Easy, it seems, because research methodology has improved over the last decades. Randomized, controlled trials, rigorous peer-review and significance-portraing p-values guarantee science's rigorous and trustworthy foundation. And this is where the problem starts: Recently, the scientific enterprise has been criticized from the inside, from researchers themselves: The current system promotes publication of biased, or even wrong results. The scale of this waste is estimated at $28B annually in the US alone , and the confusion it causes is illustrated by the fact that only 11% - 25% of landmark cancer research studies could be confirmed.

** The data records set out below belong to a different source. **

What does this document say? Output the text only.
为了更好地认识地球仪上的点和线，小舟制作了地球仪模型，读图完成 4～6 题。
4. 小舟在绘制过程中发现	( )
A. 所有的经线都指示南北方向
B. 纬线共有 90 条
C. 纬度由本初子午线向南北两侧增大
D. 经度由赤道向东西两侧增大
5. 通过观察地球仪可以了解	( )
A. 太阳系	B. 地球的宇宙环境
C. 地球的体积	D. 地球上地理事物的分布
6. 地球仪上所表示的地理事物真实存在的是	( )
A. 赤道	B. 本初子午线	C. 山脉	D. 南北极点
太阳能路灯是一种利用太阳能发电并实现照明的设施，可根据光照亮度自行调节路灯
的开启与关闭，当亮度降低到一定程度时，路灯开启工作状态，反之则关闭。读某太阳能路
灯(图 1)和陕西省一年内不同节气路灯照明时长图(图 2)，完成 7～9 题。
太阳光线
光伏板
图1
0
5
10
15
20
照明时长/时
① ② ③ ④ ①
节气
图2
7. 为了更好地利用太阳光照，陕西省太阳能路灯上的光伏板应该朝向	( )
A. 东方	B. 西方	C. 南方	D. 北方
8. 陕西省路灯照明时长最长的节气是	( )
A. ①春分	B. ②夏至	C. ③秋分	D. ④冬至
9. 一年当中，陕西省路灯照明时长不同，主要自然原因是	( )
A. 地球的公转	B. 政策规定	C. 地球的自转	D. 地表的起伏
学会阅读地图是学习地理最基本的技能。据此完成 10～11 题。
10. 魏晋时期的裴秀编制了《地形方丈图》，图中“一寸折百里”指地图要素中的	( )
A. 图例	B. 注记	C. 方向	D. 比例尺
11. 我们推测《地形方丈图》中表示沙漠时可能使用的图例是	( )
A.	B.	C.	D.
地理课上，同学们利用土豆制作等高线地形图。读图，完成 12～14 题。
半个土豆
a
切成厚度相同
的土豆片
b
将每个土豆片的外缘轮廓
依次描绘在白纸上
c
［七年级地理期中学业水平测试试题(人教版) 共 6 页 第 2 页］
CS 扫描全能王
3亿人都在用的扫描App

One major reason that is often blamed is the Journal Impact Factor (JIF): Researchers and universities are evaluated by the prestige of the journal they publish in. Not by quality, reproducibility or methodology. It is the popularity of the outlet they publish in. This is a problem of incentives. But: How could a metric look like that reduces publication of wrong results and increases solid science?
What is the R-factor?
The R-factor is a number from 0 to 1 that indicates how reliable is the main claim of a scientific communication and of any verifiable report in general. The R-factor is calculated by dividing the number of studies that have verified the claim by the total number of studies that attempted to do so. For example, if 10 studies tested a claim and 8 of them confirmed it, then the R-factor of the report would be 0.8(10). The R-factor of an investigator, a journal, or an institution is an average of the R-factors of the claims they reported.